By Dr. David K. Tan, FireRescue1 Contributor
The use of explosive devices against civilian targets is one of the most serious terrorism threats we face in the United States and abroad. According to FBI statistics and other terrorism research, bombings continue to dominate as the attack mode of choice among terrorists.
Why? Explosives are readily available. Several billion pounds are made legally each year in the United States. Explosive devices are relatively low-tech and scalable with simple delivery and guidance options. For these and many other reasons, first responders will continue to be called upon to mitigate the effects of bombings and other incidents involving the use of explosive devices or weapons.
According to a study from the Israeli Trauma Group published in the Journal of the American College of Surgeons, "Terrorist bombings inflict injury of a distinctly different pattern than do other means of trauma." An awareness of these differences among medical teams, to include prehospital personnel, may improve outcomes of these patients.
The study looked at 966 victims of terrorist bombings and compared them to 55,033 patients injured by non-terror trauma incidents. Victims of bomb blasts were found to have a higher Injury Severity Score, lower initial Glasgow Coma Scale, lower systolic blood pressure at admission, greater surface area of injury and a much higher need for intensive care unit services. The study authors concluded that the most logical explanation for this new class of trauma casualties was the combination of simultaneously acting mechanisms of trauma imparted by the primary, secondary, tertiary and quaternary blast injury effect.
EMS providers, as well as police officers and firefighters who are likely to assist in triage and moving patients to a casualty collection point, should have a basic understanding of the four types of blast injury.
1. Primary blast injury
Primary blast injury is due to the supersonic over-pressurization blast wave unique to high-order (HE) explosives. HE devices involve a detonation or the nearly instantaneous transformation of solid or liquid into a gas state. When this blast over-pressure wave strikes body surfaces, it can cause pulmonary barotrauma, rupture of the eardrum, perforation of gas-filled structures like the intestines or gallbladder, ocular rupture and concussion – even in the absence of obvious physical head injury.
2. Secondary blast injury
Low-order (LE) explosions are typically deflagrations whose exothermic wave is subsonic and isn’t nearly as powerful. By definition, LE explosions are unable to cause primary blast injury. However, they may cause injury resulting from flying debris, bomb fragments and projectiles causing blunt and penetrating trauma known as secondary blast injury.

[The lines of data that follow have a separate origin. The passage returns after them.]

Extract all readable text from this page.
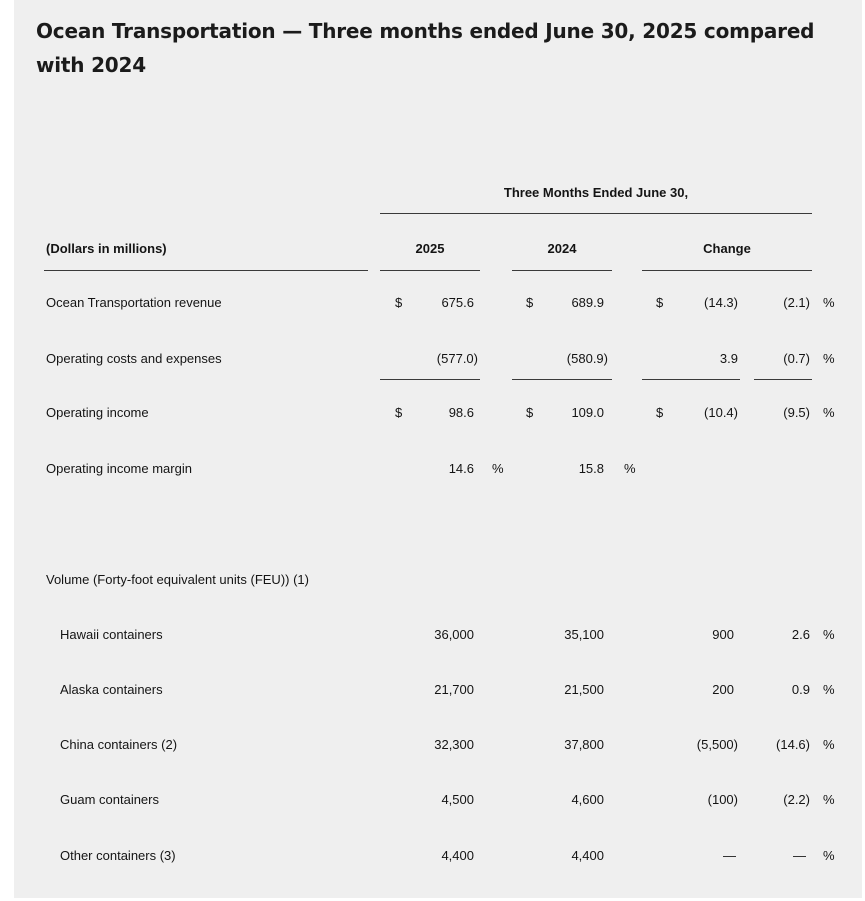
Ocean Transportation — Three months ended June 30, 2025 compared with 2024
Three Months Ended June 30,
(Dollars in millions)	2025	2024	Change
Ocean Transportation revenue	$	675.6	$	689.9	$	(14.3)	(2.1) %
Operating costs and expenses	(577.0)	(580.9)	3.9	(0.7) %
Operating income	$	98.6	$	109.0	$	(10.4)	(9.5) %
Operating income margin	14.6 %	15.8 %
Volume (Forty-foot equivalent units (FEU)) (1)
Hawaii containers	36,000	35,100	900	2.6 %
Alaska containers	21,700	21,500	200	0.9 %
China containers (2)	32,300	37,800	(5,500)	(14.6) %
Guam containers	4,500	4,600	(100)	(2.2) %
Other containers (3)	4,400	4,400	—	— %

When documenting injury from pieces of a device itself, it is more correct to use the term "fragmentation" as opposed to "shrapnel." Shrapnel injury technically can only come from actual shrapnel shells where relatively low velocity lead balls are ejected from a casing that remains intact.
3. Tertiary blast injuries
Tertiary blast injury results from the human body actually being thrown by the blast wind and may manifest as fractures, traumatic amputations and brain injuries.

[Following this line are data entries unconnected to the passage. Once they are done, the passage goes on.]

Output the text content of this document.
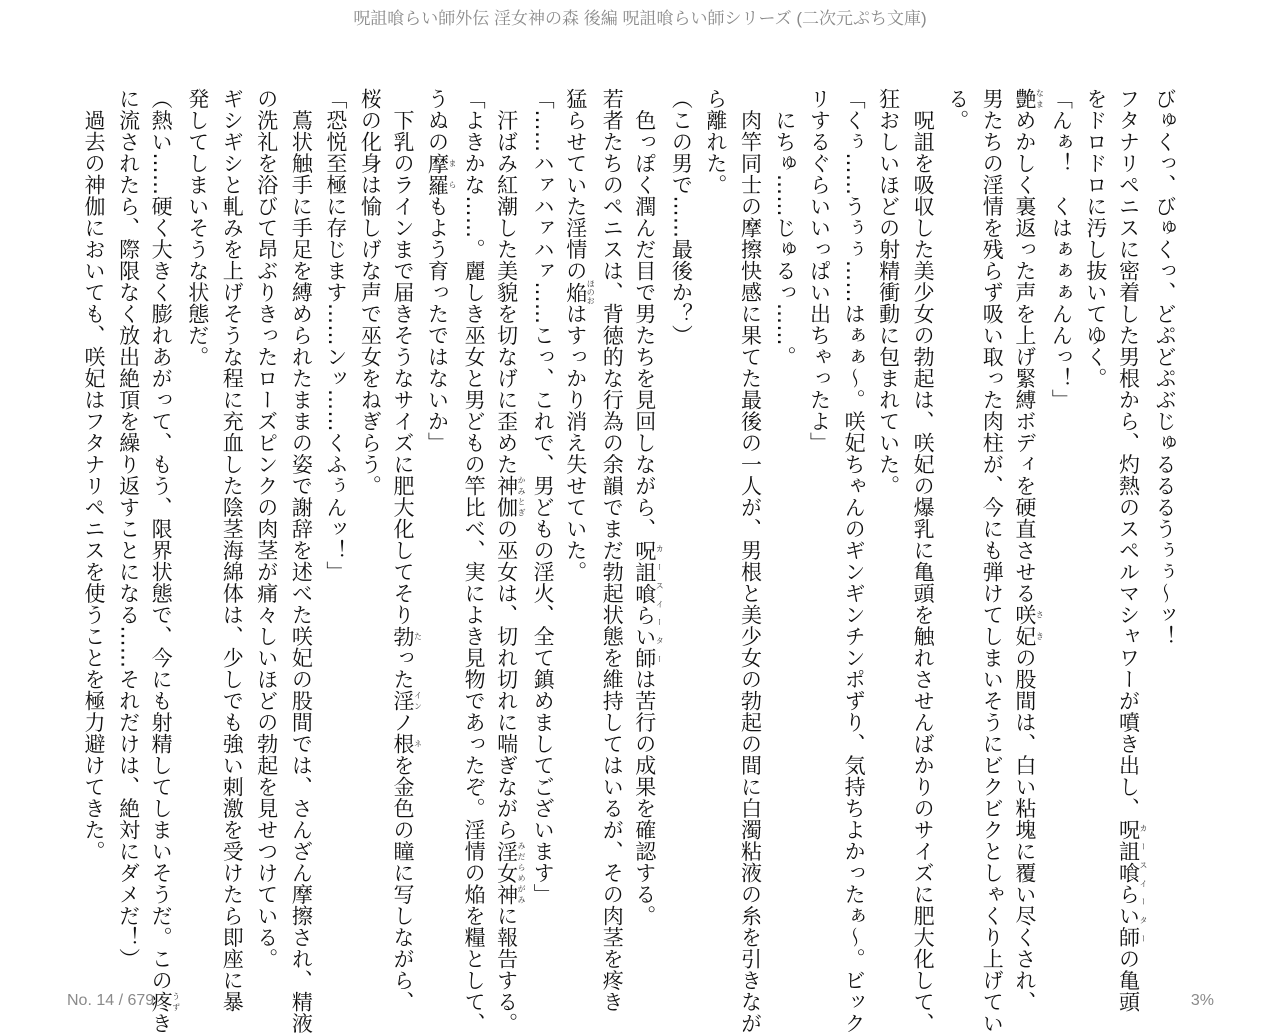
呪詛喰らい師外伝 淫女神の森 後編 呪詛喰らい師シリーズ (二次元ぷち文庫)
びゅくっ、びゅくっ、どぷどぷぶじゅるるるうぅぅ～ッ！
フタナリペニスに密着した男根から、灼熱のスペルマシャワーが噴き出し、呪詛喰らい師カースイーターの亀頭
をドロドロに汚し抜いてゆく。
「んぁ！　くはぁぁぁんんっ！」
艶なまめかしく裏返った声を上げ緊縛ボディを硬直させる咲妃さきの股間は、白い粘塊に覆い尽くされ、
男たちの淫情を残らず吸い取った肉柱が、今にも弾けてしまいそうにビクビクとしゃくり上げてい
る。
　呪詛を吸収した美少女の勃起は、咲妃の爆乳に亀頭を触れさせんばかりのサイズに肥大化して、
狂おしいほどの射精衝動に包まれていた。
「くぅ……うぅぅ……はぁぁ～。咲妃ちゃんのギンギンチンポずり、気持ちよかったぁ～。ビック
リするぐらいいっぱい出ちゃったよ」
　にちゅ……じゅるっ……。
　肉竿同士の摩擦快感に果てた最後の一人が、男根と美少女の勃起の間に白濁粘液の糸を引きなが
ら離れた。
（この男で……最後か？）
　色っぽく潤んだ目で男たちを見回しながら、呪詛喰らい師カースイーターは苦行の成果を確認する。
若者たちのペニスは、背徳的な行為の余韻でまだ勃起状態を維持してはいるが、その肉茎を疼き
猛らせていた淫情の焔ほのおはすっかり消え失せていた。
「……ハァハァハァ……こっ、これで、男どもの淫火、全て鎮めましてございます」
　汗ばみ紅潮した美貌を切なげに歪めた神伽かみとぎの巫女は、切れ切れに喘ぎながら淫女神みだらめがみに報告する。
「よきかな……。麗しき巫女と男どもの竿比べ、実によき見物であったぞ。淫情の焔を糧として、
うぬの摩羅まらもよう育ったではないか」
　下乳のラインまで届きそうなサイズに肥大化してそり勃たった淫インノ根ネを金色の瞳に写しながら、
桜の化身は愉しげな声で巫女をねぎらう。
「恐悦至極に存じます……ンッ……くふぅんッ！」
　蔦状触手に手足を縛められたままの姿で謝辞を述べた咲妃の股間では、さんざん摩擦され、精液
の洗礼を浴びて昂ぶりきったローズピンクの肉茎が痛々しいほどの勃起を見せつけている。
ギシギシと軋みを上げそうな程に充血した陰茎海綿体は、少しでも強い刺激を受けたら即座に暴
発してしまいそうな状態だ。
（熱い……硬く大きく膨れあがって、もう、限界状態で、今にも射精してしまいそうだ。この疼うずき
に流されたら、際限なく放出絶頂を繰り返すことになる……それだけは、絶対にダメだ！）
　過去の神伽においても、咲妃はフタナリペニスを使うことを極力避けてきた。
No. 14 / 679	3%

4. Quaternary blast injuries
Quaternary blast injury is everything else not caused by primary, secondary or tertiary mechanisms. Examples include burns, angina, crush injuries, asthma or COPD exacerbations due to dust, smoke or toxic fumes.
HE explosives can cause all four primary categories of injury, but its unique ability to cause primary blast injury makes it most fearsome. Patients who are close enough to a blast epicenter of a HE explosive typically do not require the medical attention of first responders as they are often unsalvageable by mass casualty triage standards.

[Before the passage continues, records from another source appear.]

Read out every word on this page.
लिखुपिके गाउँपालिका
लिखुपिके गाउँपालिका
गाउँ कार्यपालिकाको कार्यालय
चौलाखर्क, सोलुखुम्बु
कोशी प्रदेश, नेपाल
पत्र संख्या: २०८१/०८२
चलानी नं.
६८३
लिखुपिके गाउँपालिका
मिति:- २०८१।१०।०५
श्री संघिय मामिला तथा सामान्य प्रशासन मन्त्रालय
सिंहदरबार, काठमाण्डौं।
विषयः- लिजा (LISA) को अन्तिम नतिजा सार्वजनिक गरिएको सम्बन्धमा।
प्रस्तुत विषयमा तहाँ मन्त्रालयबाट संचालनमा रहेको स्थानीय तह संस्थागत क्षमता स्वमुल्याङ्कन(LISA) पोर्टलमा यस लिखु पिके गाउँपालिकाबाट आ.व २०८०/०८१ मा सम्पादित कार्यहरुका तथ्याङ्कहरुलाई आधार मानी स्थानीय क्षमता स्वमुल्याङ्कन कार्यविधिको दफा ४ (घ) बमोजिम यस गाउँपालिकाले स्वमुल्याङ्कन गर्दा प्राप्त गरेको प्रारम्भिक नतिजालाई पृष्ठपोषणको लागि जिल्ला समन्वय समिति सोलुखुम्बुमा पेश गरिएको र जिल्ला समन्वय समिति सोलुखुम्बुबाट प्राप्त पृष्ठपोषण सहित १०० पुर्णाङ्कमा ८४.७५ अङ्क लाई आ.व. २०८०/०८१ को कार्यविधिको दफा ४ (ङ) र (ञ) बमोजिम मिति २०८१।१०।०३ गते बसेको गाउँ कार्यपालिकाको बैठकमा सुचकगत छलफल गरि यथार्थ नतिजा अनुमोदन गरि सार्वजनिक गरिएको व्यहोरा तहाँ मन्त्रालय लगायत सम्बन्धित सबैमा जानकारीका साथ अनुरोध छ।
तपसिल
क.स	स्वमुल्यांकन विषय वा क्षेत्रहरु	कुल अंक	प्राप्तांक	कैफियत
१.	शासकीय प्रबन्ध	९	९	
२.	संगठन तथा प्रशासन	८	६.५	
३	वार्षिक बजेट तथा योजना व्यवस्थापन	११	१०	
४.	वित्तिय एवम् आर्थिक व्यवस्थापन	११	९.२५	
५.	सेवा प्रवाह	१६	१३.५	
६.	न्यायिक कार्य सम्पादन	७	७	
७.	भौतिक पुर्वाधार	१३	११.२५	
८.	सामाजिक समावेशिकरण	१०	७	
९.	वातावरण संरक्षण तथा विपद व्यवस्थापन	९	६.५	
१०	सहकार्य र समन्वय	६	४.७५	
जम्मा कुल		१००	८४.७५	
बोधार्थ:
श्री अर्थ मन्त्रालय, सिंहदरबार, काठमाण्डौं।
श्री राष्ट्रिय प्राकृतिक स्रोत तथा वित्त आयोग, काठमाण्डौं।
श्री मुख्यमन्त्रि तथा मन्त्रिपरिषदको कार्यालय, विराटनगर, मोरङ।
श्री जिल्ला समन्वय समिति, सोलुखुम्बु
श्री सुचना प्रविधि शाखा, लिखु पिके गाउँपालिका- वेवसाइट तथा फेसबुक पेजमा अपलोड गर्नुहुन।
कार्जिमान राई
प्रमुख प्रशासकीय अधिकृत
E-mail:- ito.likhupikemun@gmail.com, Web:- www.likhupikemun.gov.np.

Most surviving victims of an explosion suffer from secondary blast injury and some measure of tertiary and quaternary blast injury. Responders should note these multi-dimensional injury patterns and recognize that even victims who do not look severely injured may be hiding potentially lethal internal damage necessitating transport to a trauma center.
While triage and transport are taking place, it is also important to remain mindful of the potential for additional explosive devices designed to injure responding personnel. Having a coordinated response from EMS, fire and law enforcement – including the explosive ordnance disposal unit, the bomb squad, is not only good politics, but may also be lifesaving for you and your colleagues in the event of a terrorist bombing incident. Be sure to know your local protocols and standing orders for management of blast injury and advocate for joint agency training for the ever-present threat of improvised explosive devices.
About the author
David K. Tan, M.D., EMT-T, FAEMS, is associate professor and chief of EMS in the division of emergency medicine at Washington University School of Medicine in St. Louis. He is double board-certified in Emergency Medicine and EMS Medicine by the American Board of Emergency Medicine. Dr. Tan remains very active in EMS at the local, state and national levels as an operational medical director for local police, fire, and EMS agencies, Vice-chairman of the Missouri State Advisory Council on EMS, and President-Elect of the National Association of EMS Physicians. Dr. Tan is a member of the EMS1 Editorial Advisory Board. He also provides medical direction to EMS1.com, the EMS1 Academy, the Clayton Fire Department, and serves as the Tactical Physician and Medical Director for the St. Charles County Police Department.